RIT student Kyra Schultz had the opportunity to talk about the MISHA imaging project at conferences across the country.

“Growing up, I always wanted to do something with my life that incorporated both the liberal arts and STEM,” said Izzy Moyer, a third-year museum studies student from Rochester, N.Y. After taking the course Cultural Heritage Imaging with David Messinger, a professor in the Chester F. Carlson Center for Imaging Science, Moyer remembers thinking, “This is it. This is something I want to do with my life. I want to do imaging science.”

Moyer earned an internship working with other RIT students on MISHA, the Multispectral Imaging System for Historical Artifacts. This system was created with funding from the National Endowment for the Humanities (NEH).
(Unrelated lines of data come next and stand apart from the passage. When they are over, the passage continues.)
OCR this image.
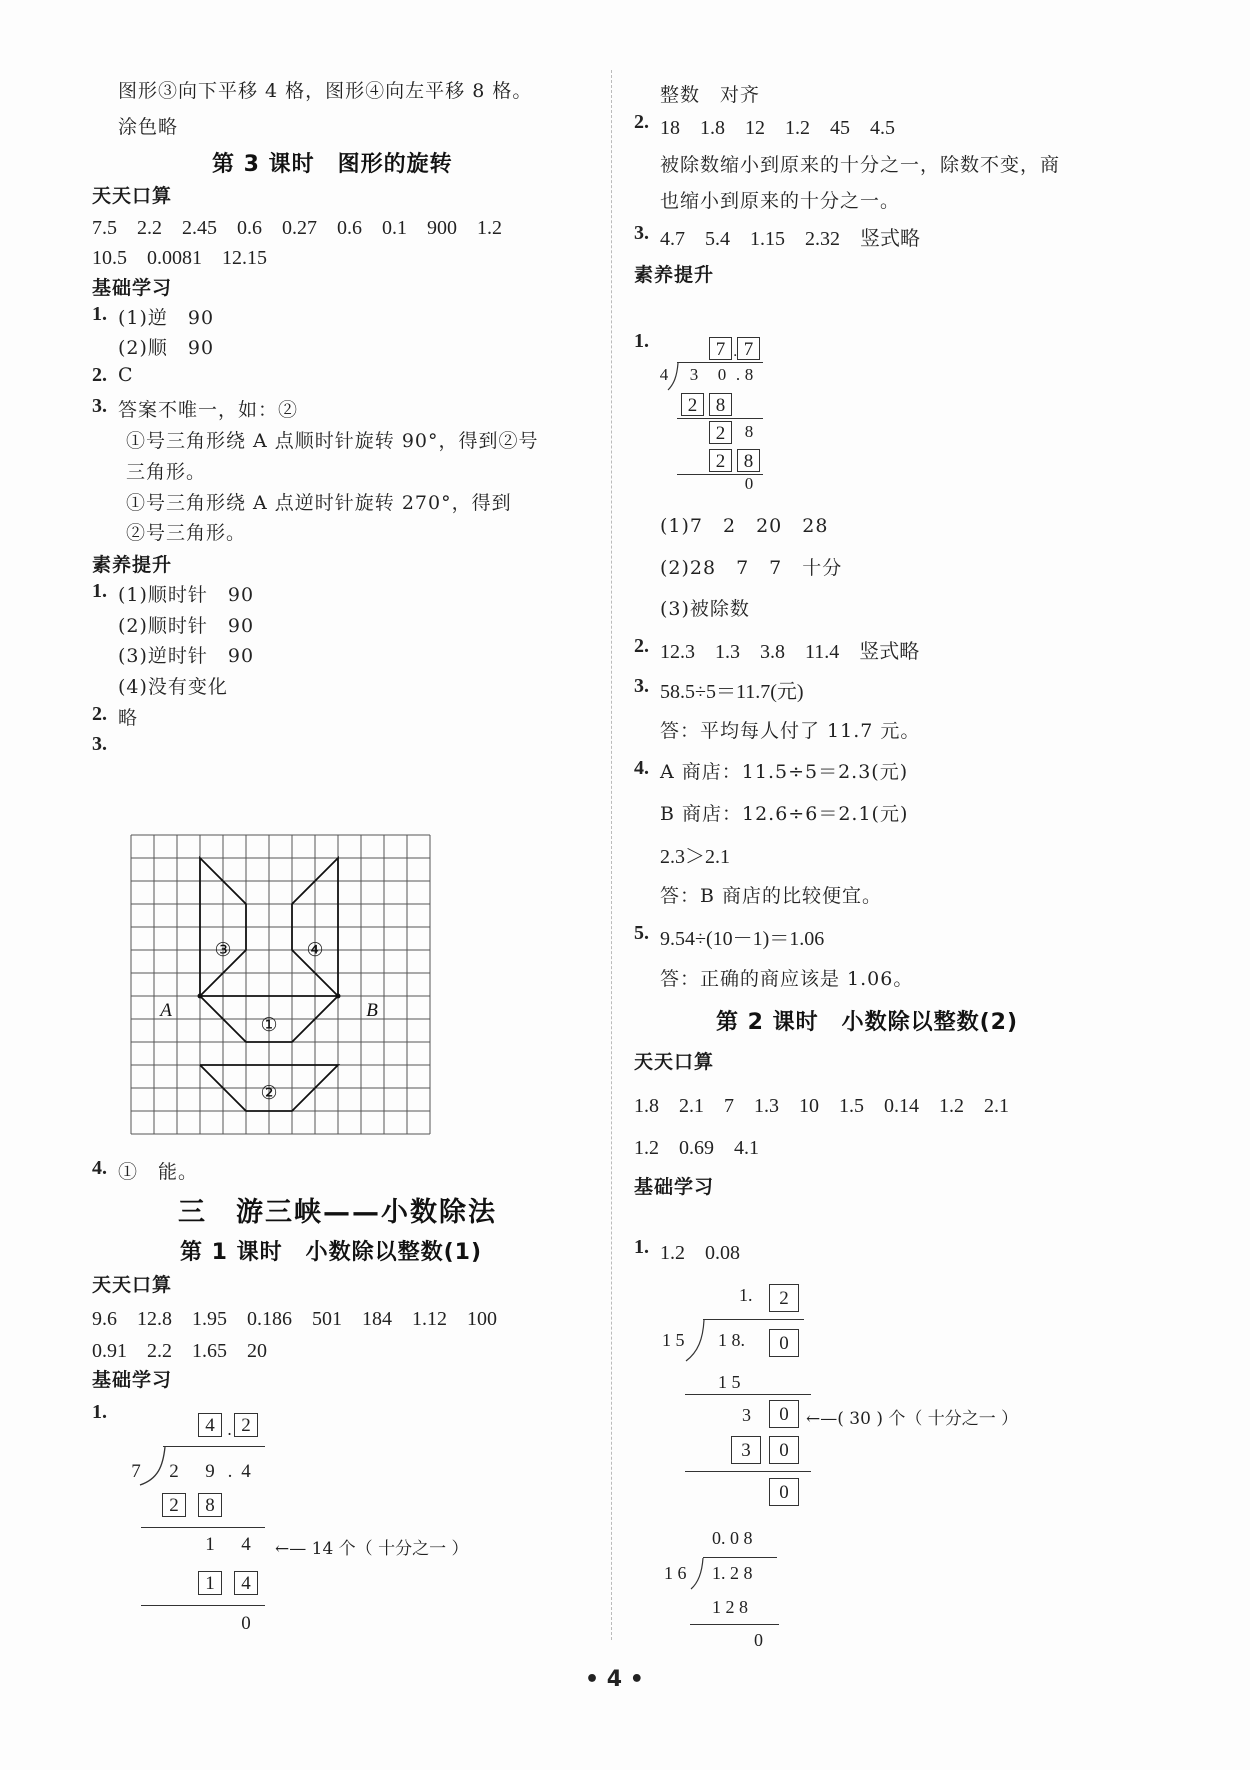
图形③向下平移 4 格，图形④向左平移 8 格。
涂色略
第 3 课时　图形的旋转
天天口算
7.5　2.2　2.45　0.6　0.27　0.6　0.1　900　1.2
10.5　0.0081　12.15
基础学习
1. (1)逆　90
(2)顺　90
2. C
3. 答案不唯一，如：②
①号三角形绕 A 点顺时针旋转 90°，得到②号
三角形。
①号三角形绕 A 点逆时针旋转 270°，得到
②号三角形。
素养提升
1. (1)顺时针　90
(2)顺时针　90
(3)逆时针　90
(4)没有变化
2. 略
3.
A	B
①
②
③	④
4. ①　能。
三　游三峡——小数除法
第 1 课时　小数除以整数(1)
天天口算
9.6　12.8　1.95　0.186　501　184　1.12　100
0.91　2.2　1.65　20
基础学习
1.
4 . 2
7	2	9 . 4
2	8
1	4	←— 14 个（ 十分之一 ）
1	4
0
整数　对齐
2. 18　1.8　12　1.2　45　4.5
被除数缩小到原来的十分之一，除数不变，商
也缩小到原来的十分之一。
3. 4.7　5.4　1.15　2.32　竖式略
素养提升
1.	7 . 7
4	3	0 . 8
2 8
2	8
2 8
0
(1)7　2　20　28
(2)28　7　7　十分
(3)被除数
2. 12.3　1.3　3.8　11.4　竖式略
3. 58.5÷5＝11.7(元)
答：平均每人付了 11.7 元。
4. A 商店：11.5÷5＝2.3(元)
B 商店：12.6÷6＝2.1(元)
2.3＞2.1
答：B 商店的比较便宜。
5. 9.54÷(10－1)＝1.06
答：正确的商应该是 1.06。
第 2 课时　小数除以整数(2)
天天口算
1.8　2.1　7　1.3　10　1.5　0.14　1.2　2.1
1.2　0.69　4.1
基础学习
1. 1.2　0.08
1.	2
1 5 1 8.	0
1 5
3	0	←—( 30 ) 个（ 十分之一 ）
3	0
0
0. 0 8
1 6 1. 2 8
1 2 8
0
• 4 •
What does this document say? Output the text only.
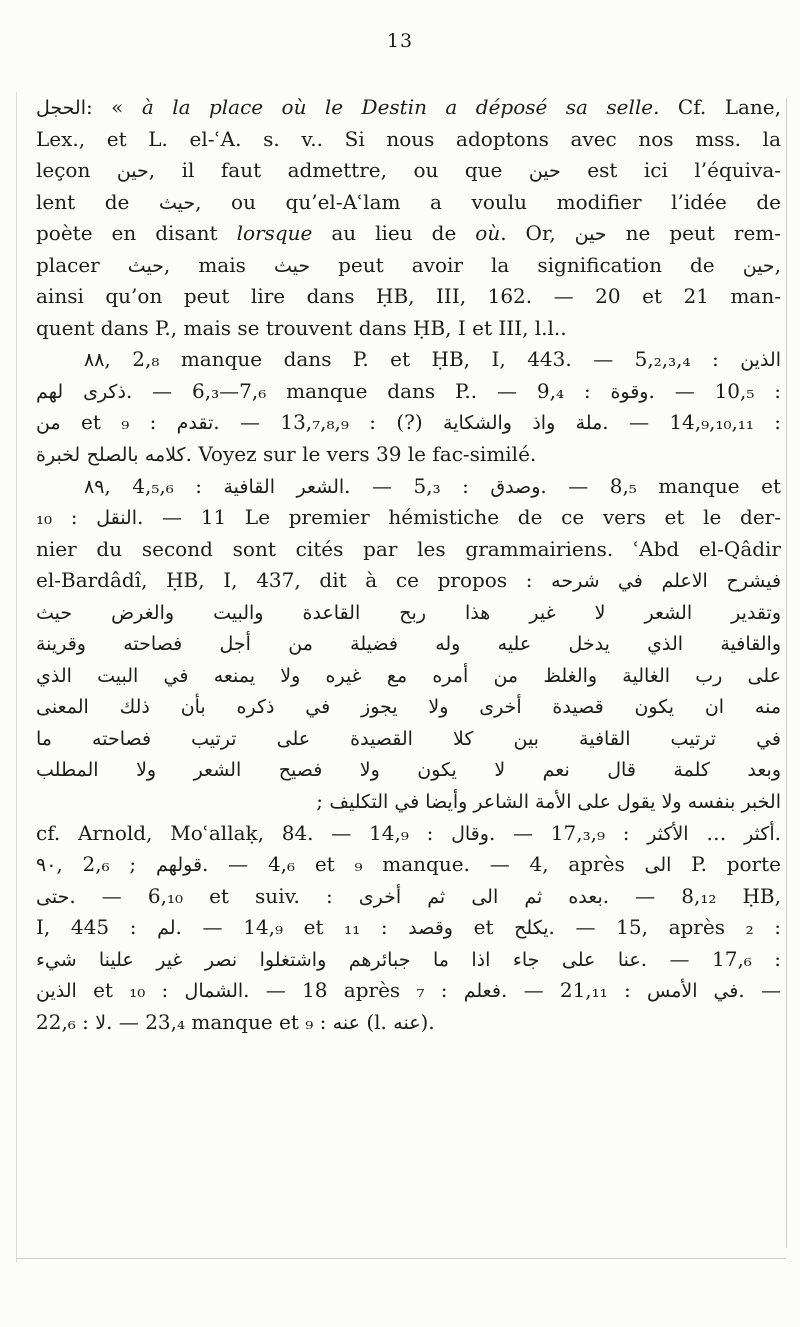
13
الحجل: « à la place où le Destin a déposé sa selle. Cf. Lane,
Lex., et L. el-ʿA. s. v.. Si nous adoptons avec nos mss. la
leçon حين, il faut admettre, ou que حين est ici l’équiva-
lent de حيث, ou qu’el-Aʿlam a voulu modifier l’idée de
poète en disant lorsque au lieu de où. Or, حين ne peut rem-
placer حيث, mais حيث peut avoir la signification de حين,
ainsi qu’on peut lire dans ḤB, III, 162. — 20 et 21 man-
quent dans P., mais se trouvent dans ḤB, I et III, l.l..
٨٨, 2,₈ manque dans P. et ḤB, I, 443. — 5,₂,₃,₄ : الذين
لهم ذكرى. — 6,₃—7,₆ manque dans P.. — 9,₄ : وقوة. — 10,₅ :
من et ₉ : تقدم. — 13,₇,₈,₉ : (?) والشكاية واذ ملة. — 14,₉,₁₀,₁₁ :
لخبرة بالصلح كلامه. Voyez sur le vers 39 le fac-similé.
٨٩, 4,₅,₆ : القافية الشعر. — 5,₃ : وصدق. — 8,₅ manque et
₁₀ : النقل. — 11 Le premier hémistiche de ce vers et le der-
nier du second sont cités par les grammairiens. ʿAbd el-Qâdir
el-Bardâdî, ḤB, I, 437, dit à ce propos : في شرحه الاعلم فيشرح
وتقدير الشعر لا غير هذا ربح القاعدة والبيت والغرض حيث
والقافية الذي يدخل عليه وله فضيلة من أجل فصاحته وقرينة
على رب الغالية والغلظ من أمره مع غيره ولا يمنعه في البيت الذي
منه ان يكون قصيدة أخرى ولا يجوز في ذكره بأن ذلك المعنى
في ترتيب القافية بين كلا القصيدة على ترتيب فصاحته ما
وبعد كلمة قال نعم لا يكون ولا فصيح الشعر ولا المطلب
الخبر بنفسه ولا يقول على الأمة الشاعر وأيضا في التكليف ;
cf. Arnold, Moʿallaḳ, 84. — 14,₉ : وقال. — 17,₃,₉ : الأكثر … أكثر.
٩٠, 2,₆ ; قولهم. — 4,₆ et ₉ manque. — 4, après الى P. porte
حتى. — 6,₁₀ et suiv. : أخرى ثم الى ثم بعده. — 8,₁₂ ḤB,
I, 445 : لم. — 14,₉ et ₁₁ : وقصد et يكلح. — 15, après ₂ :
علينا شيء غير نصر واشتغلوا جبائرهم ما اذا جاء على عنا. — 17,₆ :
الذين et ₁₀ : الشمال. — 18 après ₇ : فعلم. — 21,₁₁ : في الأمس. —
22,₆ : لا. — 23,₄ manque et ₉ : عنه (l. عنه).
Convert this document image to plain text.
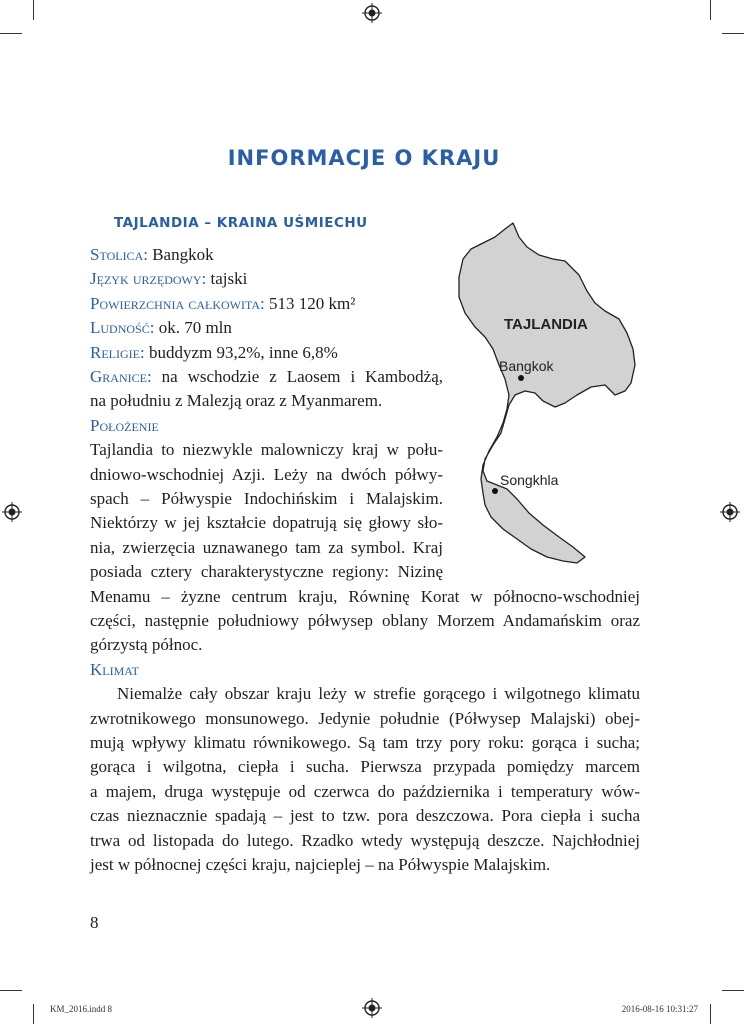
INFORMACJE O KRAJU
TAJLANDIA – KRAINA UŚMIECHU
Stolica: Bangkok
Język urzędowy: tajski
Powierzchnia całkowita: 513 120 km²
Ludność: ok. 70 mln
Religie: buddyzm 93,2%, inne 6,8%
Granice: na wschodzie z Laosem i Kambodżą,
na południu z Malezją oraz z Myanmarem.
Położenie
Tajlandia to niezwykle malowniczy kraj w połu-
dniowo-wschodniej Azji. Leży na dwóch półwy-
spach – Półwyspie Indochińskim i Malajskim.
Niektórzy w jej kształcie dopatrują się głowy sło-
nia, zwierzęcia uznawanego tam za symbol. Kraj
posiada cztery charakterystyczne regiony: Nizinę
Menamu – żyzne centrum kraju, Równinę Korat w północno-wschodniej
części, następnie południowy półwysep oblany Morzem Andamańskim oraz
górzystą północ.
Klimat
Niemalże cały obszar kraju leży w strefie gorącego i wilgotnego klimatu
zwrotnikowego monsunowego. Jedynie południe (Półwysep Malajski) obej-
mują wpływy klimatu równikowego. Są tam trzy pory roku: gorąca i sucha;
gorąca i wilgotna, ciepła i sucha. Pierwsza przypada pomiędzy marcem
a majem, druga występuje od czerwca do października i temperatury wów-
czas nieznacznie spadają – jest to tzw. pora deszczowa. Pora ciepła i sucha
trwa od listopada do lutego. Rzadko wtedy występują deszcze. Najchłodniej
jest w północnej części kraju, najcieplej – na Półwyspie Malajskim.
TAJLANDIA
Bangkok
Songkhla
8
KM_2016.indd 8	2016-08-16 10:31:27
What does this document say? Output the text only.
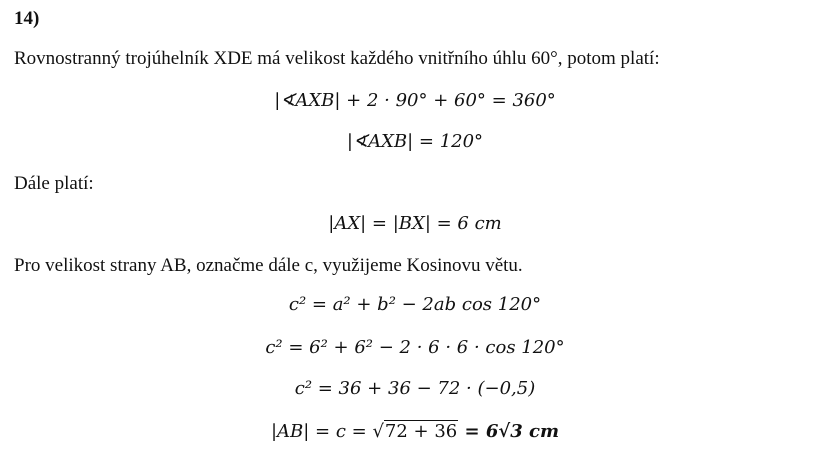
14)
Rovnostranný trojúhelník XDE má velikost každého vnitřního úhlu 60°, potom platí:
|∢AXB| + 2 · 90° + 60° = 360°
|∢AXB| = 120°
Dále platí:
|AX| = |BX| = 6 cm
Pro velikost strany AB, označme dále c, využijeme Kosinovu větu.
c² = a² + b² − 2ab cos 120°
c² = 6² + 6² − 2 · 6 · 6 · cos 120°
c² = 36 + 36 − 72 · (−0,5)
|AB| = c = √72 + 36 = 6√3 cm
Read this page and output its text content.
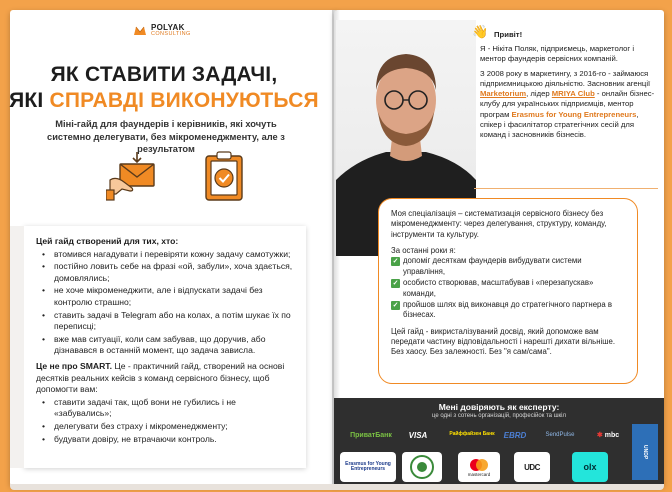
POLYAK
CONSULTING
ЯК СТАВИТИ ЗАДАЧІ,
ЯКІ СПРАВДІ ВИКОНУЮТЬСЯ
Міні-гайд для фаундерів і керівників, які хочуть системно делегувати, без мікроменеджменту, але з результатом
Цей гайд створений для тих, хто:
• втомився нагадувати і перевіряти кожну задачу самотужки;
• постійно ловить себе на фразі «ой, забули», хоча здається, домовлялись;
• не хоче мікроменеджити, але і відпускати задачі без контролю страшно;
• ставить задачі в Telegram або на колах, а потім шукає їх по переписці;
• вже мав ситуації, коли сам забував, що доручив, або дізнавався в останній момент, що задача зависла.
Це не про SMART. Це - практичний гайд, створений на основі десятків реальних кейсів з команд сервісного бізнесу, щоб допомогти вам:
• ставити задачі так, щоб вони не губились і не «забувались»;
• делегувати без страху і мікроменеджменту;
• будувати довіру, не втрачаючи контроль.
👋 Привіт!

Я - Нікіта Поляк, підприємець, маркетолог і ментор фаундерів сервісних компаній.

З 2008 року в маркетингу, з 2016-го - займаюся підприємницькою діяльністю. Засновник агенції Marketorium, лідер MRIYA Club - онлайн бізнес-клубу для українських підприємців, ментор програм Erasmus for Young Entrepreneurs, спікер і фасилітатор стратегічних сесій для команд і засновників бізнесів.

Моя спеціалізація – систематизація сервісного бізнесу без мікроменеджменту: через делегування, структуру, команду, інструменти та культуру.

За останні роки я:
✓ допоміг десяткам фаундерів вибудувати системи управління,
✓ особисто створював, масштабував і «перезапускав» команди,
✓ пройшов шлях від виконавця до стратегічного партнера в бізнесах.

Цей гайд - викристалізуваний досвід, який допоможе вам передати частину відповідальності і нарешті дихати вільніше. Без хаосу. Без залежності. Без "я сам/сама".

Мені довіряють як експерту:
це одні з сотень організацій, професійок та шкіл
ПриватБанк	VISA	Райффайзен Банк	EBRD	SendPulse	✱ mbc
UNDP
Erasmus for Young Entrepreneurs
mastercard
UDC	olx
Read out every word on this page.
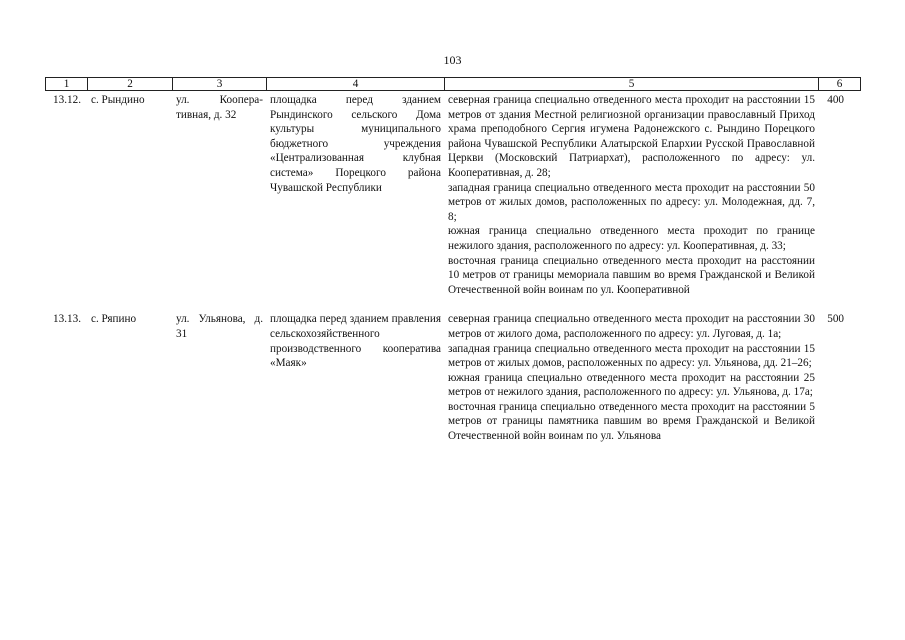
103
1	2	3	4	5	6
13.12.	с. Рындино	ул. Кооперативная, д. 32	площадка перед зданием Рындинского сельского Дома культуры муниципального бюджетного учреждения «Централизованная клубная система» Порецкого района Чувашской Республики	северная граница специально отведенного места проходит на расстоянии 15 метров от здания Местной религиозной организации православный Приход храма преподобного Сергия игумена Радонежского с. Рындино Порецкого района Чувашской Республики Алатырской Епархии Русской Православной Церкви (Московский Патриархат), расположенного по адресу: ул. Кооперативная, д. 28;
западная граница специально отведенного места проходит на расстоянии 50 метров от жилых домов, расположенных по адресу: ул. Молодежная, дд. 7, 8;
южная граница специально отведенного места проходит по границе нежилого здания, расположенного по адресу: ул. Кооперативная, д. 33;
восточная граница специально отведенного места проходит на расстоянии 10 метров от границы мемориала павшим во время Гражданской и Великой Отечественной войн воинам по ул. Кооперативной	400
13.13.	с. Ряпино	ул. Ульянова, д. 31	площадка перед зданием правления сельскохозяйственного производственного кооператива «Маяк»	северная граница специально отведенного места проходит на расстоянии 30 метров от жилого дома, расположенного по адресу: ул. Луговая, д. 1а;
западная граница специально отведенного места проходит на расстоянии 15 метров от жилых домов, расположенных по адресу: ул. Ульянова, дд. 21–26;
южная граница специально отведенного места проходит на расстоянии 25 метров от нежилого здания, расположенного по адресу: ул. Ульянова, д. 17а;
восточная граница специально отведенного места проходит на расстоянии 5 метров от границы памятника павшим во время Гражданской и Великой Отечественной войн воинам по ул. Ульянова	500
Throughout her internship, Moyer has presented about MISHA to researchers, museum professionals, and the public in the Netherlands, at Princeton University, at the Michigan State University Science Festival, and, most recently, at Imagine RIT

The system includes 16 LEDs to illuminate objects using different wavelengths of light, including two in the ultraviolet spectrum and two in the infrared spectrum. After the system takes a photograph of the object at each of these different wavelengths, users can stack and manipulate these images to see the object in new ways. This process allows users to discover palimpsests, documents from which original writing has been removed or written over, and other hidden markings or text.

“One of our biggest developments has been recovery of text on thermal paper, which is similar to receipt paper,” Moyer said. “It was used all the time for communications in the 20th century, but the text fades fast. With MISHA, we’ve been able to recover this text.”

Moyer and Kyra Schultz, a third-year museum studies student from Winchester, Va., who has also been working on the four-student MISHA team funded by the NEH, explained that multispectral imaging systems typically cost more than $100,000, but MISHA only costs around $7,000. The lower price point makes MISHA far more accessible to many museums, libraries, and archives. Plus, the system is relatively quick and easy to set up.

Each student on the MISHA team had a slightly different role, though they are all skilled in using the system. Moyer’s role included work with color science Ph.D. student Leah Humenuck to identify the sets of wavelengths that will work best to image different materials in order to make the process of discovering hidden marks on objects easier and faster. 

Schultz focused on integrating finalized images from the system into websites, exhibits, and other tools for museums to display to the public. Presenting at events became one of her favorite parts of the internship. They showed live demonstrations of imaging objects using MISHA and answered questions.

“It was heaven on Earth for a nerdy museum person. It was such a great experience,” Schultz said as she reflected on the weeklong conference at Princeton. “We were surrounded by the people that we all aspire to be professionally and academically, and to have conversations with them and do that network building was an opportunity that you don’t get every day.”